A chain of command exists emphasizing graded authority and increasing responsibility as experience is gained, with the vascular resident having more authority and responsibility than the general surgery residents. Judgments on this delegation of responsibility are made by the attending surgeon who is ultimately responsible for each patient’s care; they are based on his or her direct observation and knowledge of each vascular resident’s skills and ability. Proper supervision does not conflict with progressively more independent decision-making on the part of the vascular resident; thus, the degree of supervision may vary with the clinical circumstances and the stage of the vascular resident.
The vascular resident spends over 95% of the available time at the Hospital of the University of Pennsylvania. Occasionally the resident will visit another institution.
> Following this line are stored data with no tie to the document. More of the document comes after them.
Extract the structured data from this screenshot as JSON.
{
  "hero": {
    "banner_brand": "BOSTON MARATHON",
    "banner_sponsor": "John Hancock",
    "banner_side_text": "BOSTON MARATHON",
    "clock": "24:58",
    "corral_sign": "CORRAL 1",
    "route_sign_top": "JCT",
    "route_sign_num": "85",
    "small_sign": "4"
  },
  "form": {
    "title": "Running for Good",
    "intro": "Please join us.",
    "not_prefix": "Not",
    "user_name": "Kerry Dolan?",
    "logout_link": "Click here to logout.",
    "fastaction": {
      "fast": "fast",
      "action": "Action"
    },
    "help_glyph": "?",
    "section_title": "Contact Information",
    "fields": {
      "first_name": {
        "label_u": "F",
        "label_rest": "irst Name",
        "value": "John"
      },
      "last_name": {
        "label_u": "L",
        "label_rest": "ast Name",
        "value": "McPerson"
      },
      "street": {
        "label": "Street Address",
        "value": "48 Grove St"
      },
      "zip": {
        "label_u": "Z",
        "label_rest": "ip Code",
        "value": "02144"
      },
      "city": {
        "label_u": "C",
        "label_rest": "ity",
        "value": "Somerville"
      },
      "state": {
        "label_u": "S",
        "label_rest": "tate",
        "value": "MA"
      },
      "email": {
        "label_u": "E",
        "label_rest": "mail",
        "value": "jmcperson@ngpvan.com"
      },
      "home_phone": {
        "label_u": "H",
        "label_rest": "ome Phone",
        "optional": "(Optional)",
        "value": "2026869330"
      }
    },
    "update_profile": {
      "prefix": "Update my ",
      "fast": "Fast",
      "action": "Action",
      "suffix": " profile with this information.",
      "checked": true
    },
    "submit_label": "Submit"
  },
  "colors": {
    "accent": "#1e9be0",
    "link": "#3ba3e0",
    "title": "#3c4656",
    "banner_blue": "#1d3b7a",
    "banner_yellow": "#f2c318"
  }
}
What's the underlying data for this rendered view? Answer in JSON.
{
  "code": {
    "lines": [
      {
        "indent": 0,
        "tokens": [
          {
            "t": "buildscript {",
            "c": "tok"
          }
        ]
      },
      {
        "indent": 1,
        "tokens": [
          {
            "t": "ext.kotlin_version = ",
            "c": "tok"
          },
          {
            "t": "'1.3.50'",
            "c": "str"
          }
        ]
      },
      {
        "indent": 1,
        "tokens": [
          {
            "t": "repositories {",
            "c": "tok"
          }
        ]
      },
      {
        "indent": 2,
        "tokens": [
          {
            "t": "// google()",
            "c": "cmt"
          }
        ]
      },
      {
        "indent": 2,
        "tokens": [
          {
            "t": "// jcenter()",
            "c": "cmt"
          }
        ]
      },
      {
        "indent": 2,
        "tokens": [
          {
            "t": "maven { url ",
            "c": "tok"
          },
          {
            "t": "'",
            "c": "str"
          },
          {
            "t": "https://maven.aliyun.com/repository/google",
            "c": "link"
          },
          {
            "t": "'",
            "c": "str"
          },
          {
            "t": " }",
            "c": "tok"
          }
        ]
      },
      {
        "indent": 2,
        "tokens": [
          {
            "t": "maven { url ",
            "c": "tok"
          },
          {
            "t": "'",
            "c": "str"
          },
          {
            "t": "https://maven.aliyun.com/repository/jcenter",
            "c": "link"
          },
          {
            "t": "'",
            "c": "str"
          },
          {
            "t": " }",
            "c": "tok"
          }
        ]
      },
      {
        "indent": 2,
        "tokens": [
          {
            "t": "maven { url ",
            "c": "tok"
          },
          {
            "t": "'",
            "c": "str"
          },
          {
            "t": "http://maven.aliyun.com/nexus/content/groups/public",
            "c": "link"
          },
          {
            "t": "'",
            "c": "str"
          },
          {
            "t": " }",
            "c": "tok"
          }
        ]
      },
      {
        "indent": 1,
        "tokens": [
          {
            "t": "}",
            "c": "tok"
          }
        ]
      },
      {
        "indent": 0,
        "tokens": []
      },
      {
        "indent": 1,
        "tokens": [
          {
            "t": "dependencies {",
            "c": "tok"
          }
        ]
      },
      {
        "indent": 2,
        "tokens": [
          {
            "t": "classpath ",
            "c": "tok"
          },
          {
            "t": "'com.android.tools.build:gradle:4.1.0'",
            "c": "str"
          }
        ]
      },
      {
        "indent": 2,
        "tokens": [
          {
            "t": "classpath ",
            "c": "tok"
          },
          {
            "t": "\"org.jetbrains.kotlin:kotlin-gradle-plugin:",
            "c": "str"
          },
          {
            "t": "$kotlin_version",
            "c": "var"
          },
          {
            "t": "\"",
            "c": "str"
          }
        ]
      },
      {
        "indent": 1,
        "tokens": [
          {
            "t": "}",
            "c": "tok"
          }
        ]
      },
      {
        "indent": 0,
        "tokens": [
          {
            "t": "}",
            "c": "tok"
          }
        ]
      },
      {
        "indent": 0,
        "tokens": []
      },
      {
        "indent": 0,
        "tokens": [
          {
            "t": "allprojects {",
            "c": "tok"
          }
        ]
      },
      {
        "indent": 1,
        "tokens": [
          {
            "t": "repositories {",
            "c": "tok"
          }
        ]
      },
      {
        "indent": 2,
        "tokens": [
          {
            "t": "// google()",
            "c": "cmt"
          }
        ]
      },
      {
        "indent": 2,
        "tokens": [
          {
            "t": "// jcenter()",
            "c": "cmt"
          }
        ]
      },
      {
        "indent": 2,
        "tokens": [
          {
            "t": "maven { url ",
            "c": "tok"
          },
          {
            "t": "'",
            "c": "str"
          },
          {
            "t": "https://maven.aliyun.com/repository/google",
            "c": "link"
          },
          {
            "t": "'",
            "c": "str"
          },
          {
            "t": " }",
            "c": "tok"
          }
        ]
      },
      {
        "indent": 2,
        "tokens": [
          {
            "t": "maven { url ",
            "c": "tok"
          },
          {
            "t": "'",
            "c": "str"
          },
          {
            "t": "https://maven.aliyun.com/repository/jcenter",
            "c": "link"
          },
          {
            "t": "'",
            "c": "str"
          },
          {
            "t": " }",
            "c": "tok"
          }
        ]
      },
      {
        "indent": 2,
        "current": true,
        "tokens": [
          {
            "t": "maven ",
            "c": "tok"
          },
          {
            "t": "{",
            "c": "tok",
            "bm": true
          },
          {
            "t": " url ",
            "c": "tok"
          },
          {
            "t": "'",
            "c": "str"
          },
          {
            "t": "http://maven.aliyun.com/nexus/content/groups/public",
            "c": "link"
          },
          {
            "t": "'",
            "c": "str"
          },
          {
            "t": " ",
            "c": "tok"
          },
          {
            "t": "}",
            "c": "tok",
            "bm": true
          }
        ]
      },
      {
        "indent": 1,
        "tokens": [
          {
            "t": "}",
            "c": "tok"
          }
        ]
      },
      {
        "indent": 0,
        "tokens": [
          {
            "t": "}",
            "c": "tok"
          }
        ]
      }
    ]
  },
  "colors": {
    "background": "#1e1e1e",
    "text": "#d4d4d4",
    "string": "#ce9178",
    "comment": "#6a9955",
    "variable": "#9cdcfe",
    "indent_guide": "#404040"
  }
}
As in past years, last year, the vascular resident performed over 400 major vascular procedures as operating surgeon. They were distributed across the breadth of vascular surgery. These cases do not include transplants, portacaval shunts or access surgery. Interested residents may choose to involve themselves in the activities of the multi-organ transplant service and provide coverage for a few vascular access cases. Training in endovascular techniques is excellent. We are currently performing angioplasty and stenting procedures in the operating room with digital subtraction angiography and road-mapping. We have an ongoing program in endovascular aortic stent graft surgery for the treatment of aortic aneurysms. We have placed over 400 endo grafts. We are a training center for both Ancure and AneuRx Endovascular aortic grafts and demonstrate placement of these to outside physicians. In addition, we have multiple aortic stent graft device trials, and carotid stenting trials and other protocols ongoing. HUP is designated as a Level I Trauma Center and has an active service, which provides ample opportunity for trainees at all levels to participate in vascular trauma care.